At this stage of increasing attention to new regeneration energy around the world, an organic photovoltaic cells (OPVs) having potential as future energy and various advantages are receiving attention. The OPVs can be manufactured in a thin film and at a low price, compared to inorganic photovoltaic cells using silicon, and may be applied to future various flexible devices in various ways.
A conventional OPV may include an anode, a hole extraction layer, a light active layer, and a cathode. The light irradiated to the OPVs may be separated into electrons and holes in the light active layer. The holes may be extracted through the anode via the hole extraction layer, and the electrons may be extracted through the cathode.
To solve issues of high efficiency, a long life span, and a simple device structure, researches on inverted OPVs using metal oxides such as TiO2, ZrO2, and ZnO are on the rise as the most representative solutions which are stable in the air and can be applied to an R2R process.
In the inverted device, in contrast with a general OPV device structure in which holes are extracted through a transparent electrode such as an indium tin oxide (ITO), electrons are extracted through the transparent electrode (e.g., ITO or FTO) to serve as a cathode, and anodes generally use a metal such as Au or Ag.
Due to such a structure, the inverted device may not use a highly-reactive electron extraction electrode (that is, a cathode) used in the general OPV device, a metal such as Ca, Ba, or Li, but may use materials having no reactivity to air or moisture because both of the anode and cathode have high work functions. Although organic materials may be used as an electron extraction layer of an inverted OPV device, particularly, since a metal oxide has high transparency in a visible region and high charge transport capability, and is stable in the air, there are various researches for applying such a metal oxide formed in a solution process to the inverted device.

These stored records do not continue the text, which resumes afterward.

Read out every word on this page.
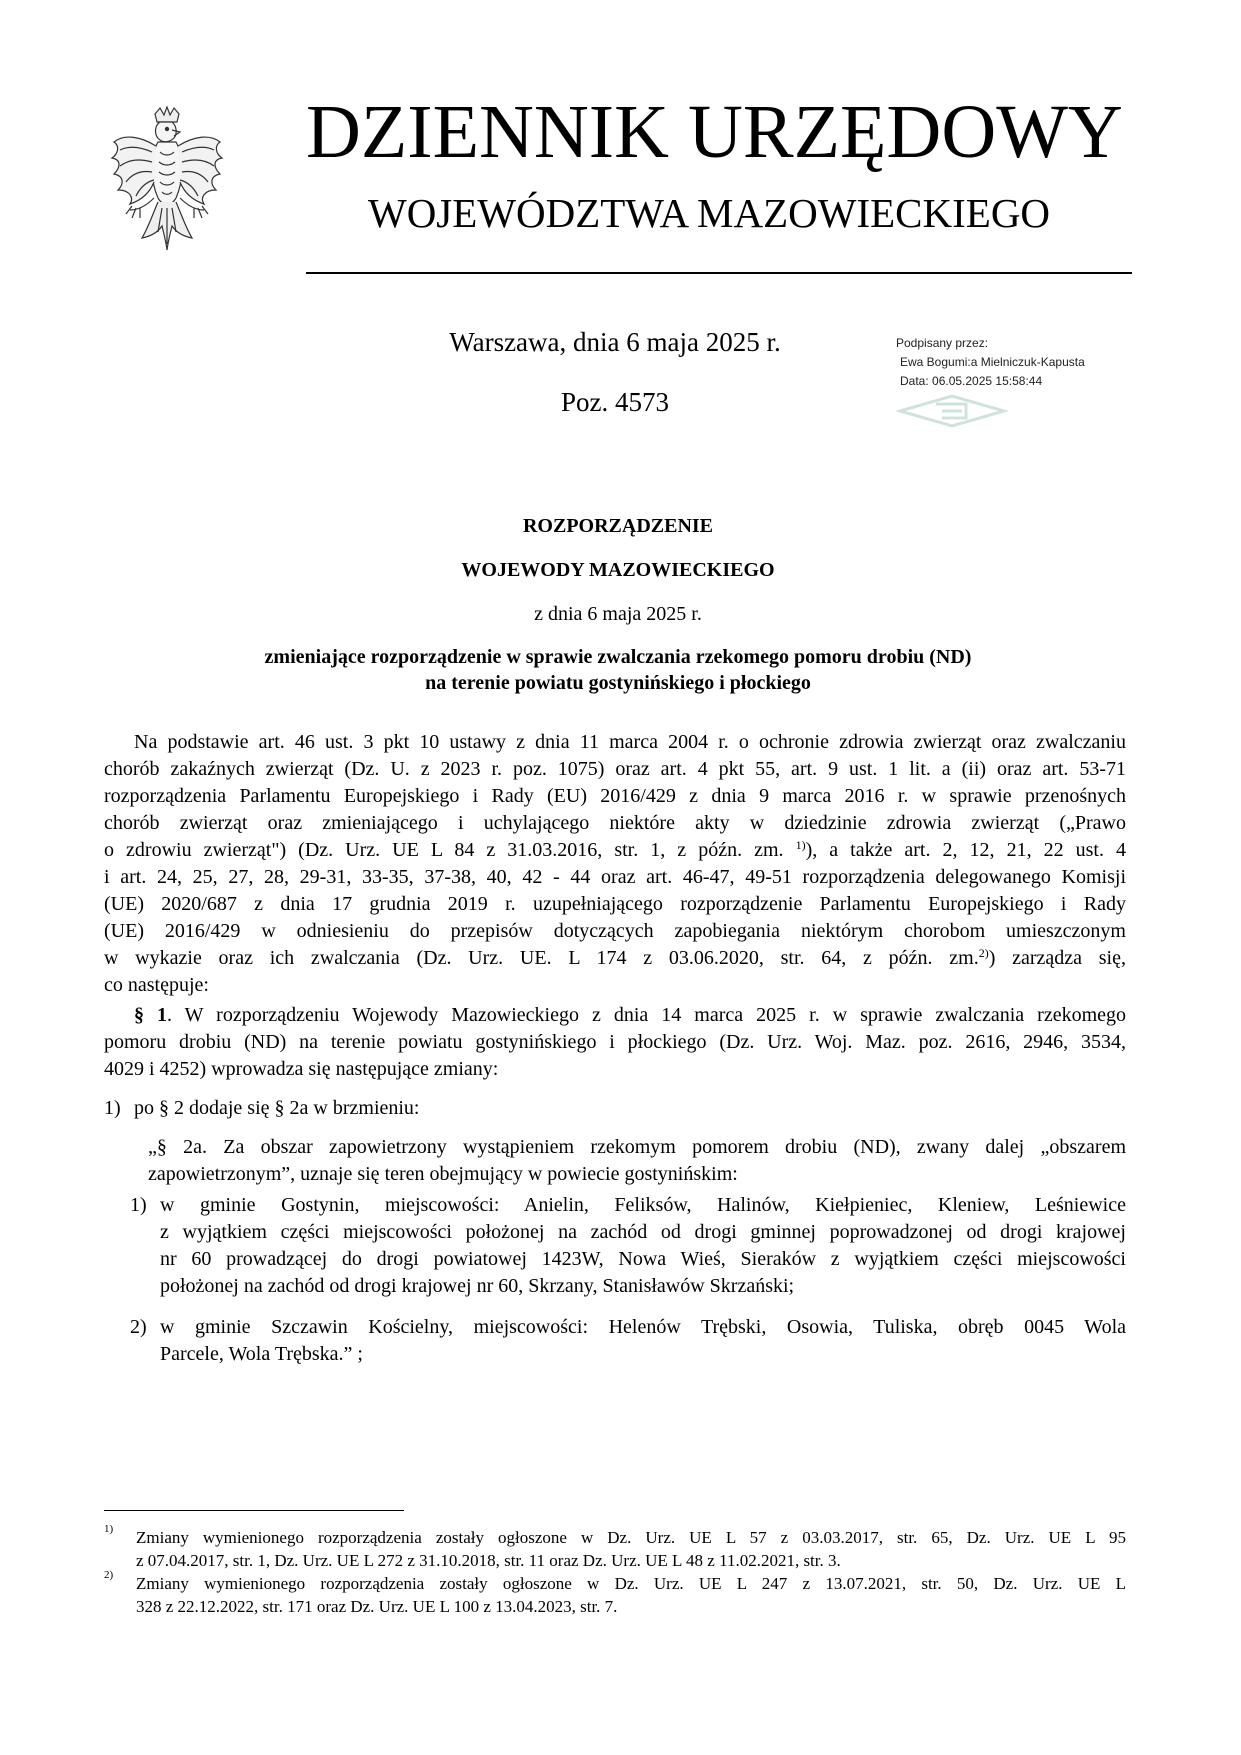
DZIENNIK URZĘDOWY
WOJEWÓDZTWA MAZOWIECKIEGO
Warszawa, dnia 6 maja 2025 r.
Poz. 4573
Podpisany przez:
Ewa Bogumi:a Mielniczuk-Kapusta
Data: 06.05.2025 15:58:44
ROZPORZĄDZENIE
WOJEWODY MAZOWIECKIEGO
z dnia 6 maja 2025 r.
zmieniające rozporządzenie w sprawie zwalczania rzekomego pomoru drobiu (ND)
na terenie powiatu gostynińskiego i płockiego
Na podstawie art. 46 ust. 3 pkt 10 ustawy z dnia 11 marca 2004 r. o ochronie zdrowia zwierząt oraz zwalczaniu
chorób zakaźnych zwierząt (Dz. U. z 2023 r. poz. 1075) oraz art. 4 pkt 55, art. 9 ust. 1 lit. a (ii) oraz art. 53-71
rozporządzenia Parlamentu Europejskiego i Rady (EU) 2016/429 z dnia 9 marca 2016 r. w sprawie przenośnych
chorób zwierząt oraz zmieniającego i uchylającego niektóre akty w dziedzinie zdrowia zwierząt („Prawo
o zdrowiu zwierząt") (Dz. Urz. UE L 84 z 31.03.2016, str. 1, z późn. zm. $^{1)}$), a także art. 2, 12, 21, 22 ust. 4
i art. 24, 25, 27, 28, 29-31, 33-35, 37-38, 40, 42 - 44 oraz art. 46-47, 49-51 rozporządzenia delegowanego Komisji
(UE) 2020/687 z dnia 17 grudnia 2019 r. uzupełniającego rozporządzenie Parlamentu Europejskiego i Rady
(UE) 2016/429 w odniesieniu do przepisów dotyczących zapobiegania niektórym chorobom umieszczonym
w wykazie oraz ich zwalczania (Dz. Urz. UE. L 174 z 03.06.2020, str. 64, z późn. zm.$^{2)}$) zarządza się,
co następuje:
§ 1. W rozporządzeniu Wojewody Mazowieckiego z dnia 14 marca 2025 r. w sprawie zwalczania rzekomego
pomoru drobiu (ND) na terenie powiatu gostynińskiego i płockiego (Dz. Urz. Woj. Maz. poz. 2616, 2946, 3534,
4029 i 4252) wprowadza się następujące zmiany:
1) po § 2 dodaje się § 2a w brzmieniu:
„§ 2a. Za obszar zapowietrzony wystąpieniem rzekomym pomorem drobiu (ND), zwany dalej „obszarem
zapowietrzonym”, uznaje się teren obejmujący w powiecie gostynińskim:
1) w gminie Gostynin, miejscowości: Anielin, Feliksów, Halinów, Kiełpieniec, Kleniew, Leśniewice
z wyjątkiem części miejscowości położonej na zachód od drogi gminnej poprowadzonej od drogi krajowej
nr 60 prowadzącej do drogi powiatowej 1423W, Nowa Wieś, Sieraków z wyjątkiem części miejscowości
położonej na zachód od drogi krajowej nr 60, Skrzany, Stanisławów Skrzański;
2) w gminie Szczawin Kościelny, miejscowości: Helenów Trębski, Osowia, Tuliska, obręb 0045 Wola
Parcele, Wola Trębska.” ;
1) Zmiany wymienionego rozporządzenia zostały ogłoszone w Dz. Urz. UE L 57 z 03.03.2017, str. 65, Dz. Urz. UE L 95
z 07.04.2017, str. 1, Dz. Urz. UE L 272 z 31.10.2018, str. 11 oraz Dz. Urz. UE L 48 z 11.02.2021, str. 3.
2) Zmiany wymienionego rozporządzenia zostały ogłoszone w Dz. Urz. UE L 247 z 13.07.2021, str. 50, Dz. Urz. UE L
328 z 22.12.2022, str. 171 oraz Dz. Urz. UE L 100 z 13.04.2023, str. 7.
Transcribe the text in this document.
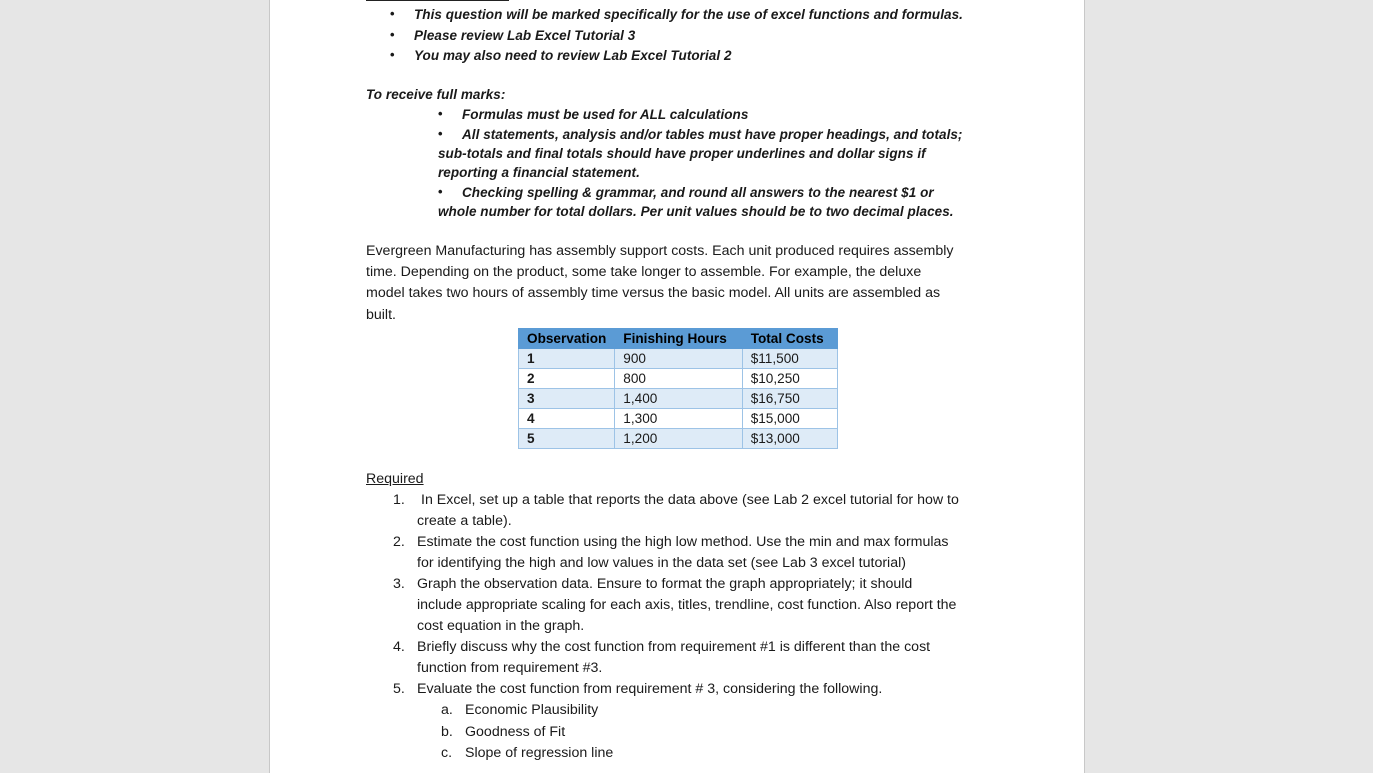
• This question will be marked specifically for the use of excel functions and formulas.
• Please review Lab Excel Tutorial 3
• You may also need to review Lab Excel Tutorial 2
To receive full marks:
• Formulas must be used for ALL calculations
• All statements, analysis and/or tables must have proper headings, and totals;
sub-totals and final totals should have proper underlines and dollar signs if
reporting a financial statement.
• Checking spelling & grammar, and round all answers to the nearest $1 or
whole number for total dollars. Per unit values should be to two decimal places.
Evergreen Manufacturing has assembly support costs. Each unit produced requires assembly
time. Depending on the product, some take longer to assemble. For example, the deluxe
model takes two hours of assembly time versus the basic model. All units are assembled as
built.
Observation	Finishing Hours	Total Costs
1	900	$11,500
2	800	$10,250
3	1,400	$16,750
4	1,300	$15,000
5	1,200	$13,000
Required
1. In Excel, set up a table that reports the data above (see Lab 2 excel tutorial for how to
create a table).
2. Estimate the cost function using the high low method. Use the min and max formulas
for identifying the high and low values in the data set (see Lab 3 excel tutorial)
3. Graph the observation data. Ensure to format the graph appropriately; it should
include appropriate scaling for each axis, titles, trendline, cost function. Also report the
cost equation in the graph.
4. Briefly discuss why the cost function from requirement #1 is different than the cost
function from requirement #3.
5. Evaluate the cost function from requirement # 3, considering the following.
a. Economic Plausibility
b. Goodness of Fit
c. Slope of regression line
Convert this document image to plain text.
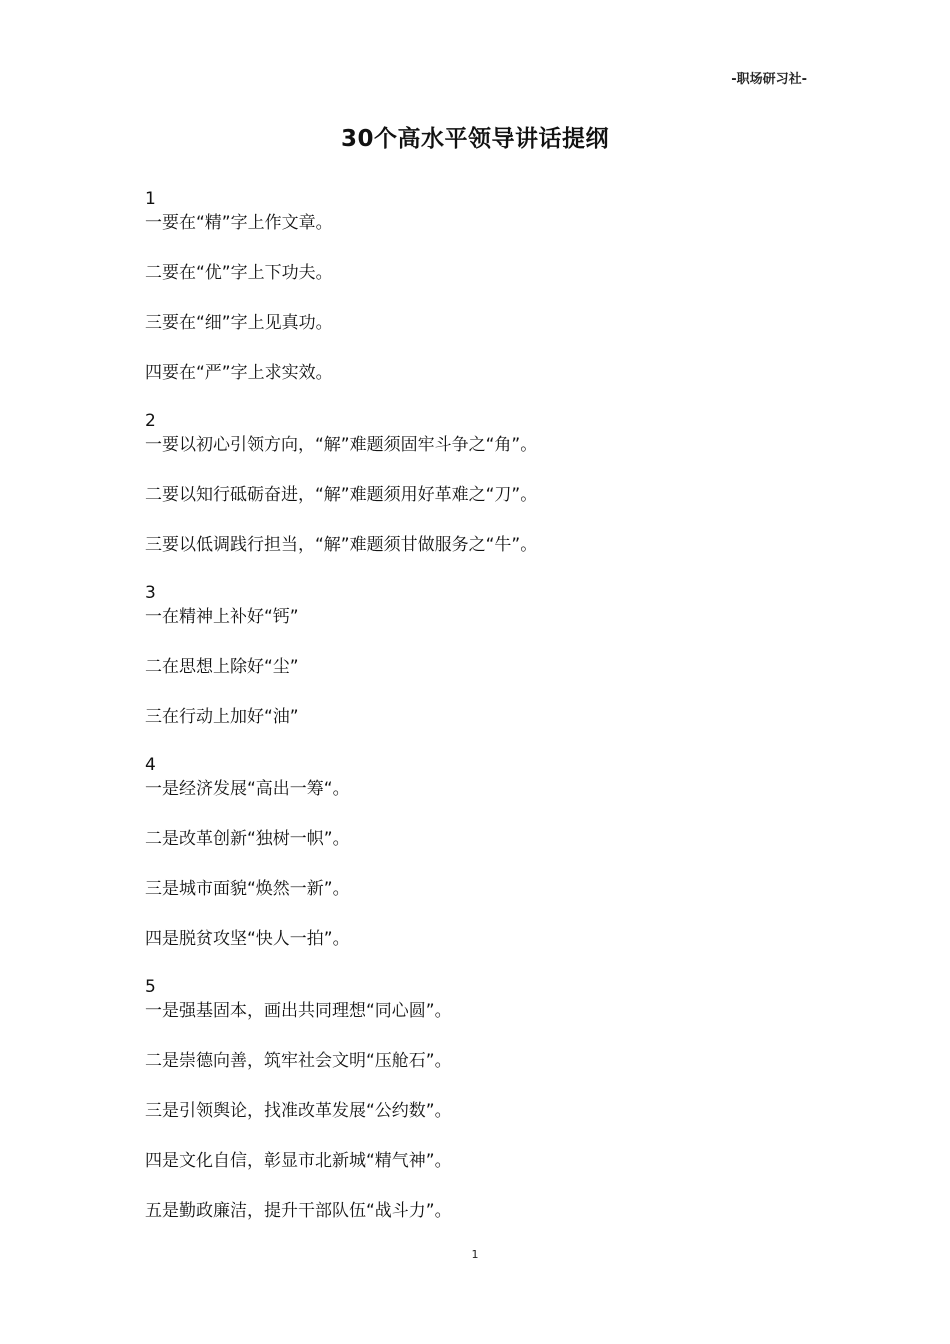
-职场研习社-
30个高水平领导讲话提纲
1
一要在“精”字上作文章。
二要在“优”字上下功夫。
三要在“细”字上见真功。
四要在“严”字上求实效。
2
一要以初心引领方向，“解”难题须固牢斗争之“角”。
二要以知行砥砺奋进，“解”难题须用好革难之“刀”。
三要以低调践行担当，“解”难题须甘做服务之“牛”。
3
一在精神上补好“钙”
二在思想上除好“尘”
三在行动上加好“油”
4
一是经济发展“高出一筹“。
二是改革创新“独树一帜”。
三是城市面貌“焕然一新”。
四是脱贫攻坚“快人一拍”。
5
一是强基固本，画出共同理想“同心圆”。
二是崇德向善，筑牢社会文明“压舱石”。
三是引领舆论，找准改革发展“公约数”。
四是文化自信，彰显市北新城“精气神”。
五是勤政廉洁，提升干部队伍“战斗力”。
1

However, when a conventional oxide electrode such as ITO or FTO, which is disposed on a glass substrate, is bent so as to have a crack in a thin film, it cannot serve as an electrode any more. In addition, although the conventional glass substrate is used since a substrate should also stand a process of depositing a metal oxide performed in a high temperature process at 200° C. or more, the glass substrate is not flexible. Accordingly, it is necessary to use a substrate and an electrode, which has excellent mechanical strength to be bendable and can endure in a high temperature process of 200° C. or more. As such a substrate, a metal foil may be used, but the prior art disclosed that when the metal foil is used, a device is realized by further depositing an electrode after forming an insulating planarization layer, or a device having a complicated structure is realized by further depositing a metal serving as a planarization layer and a reflective conductive layer on the metal foil.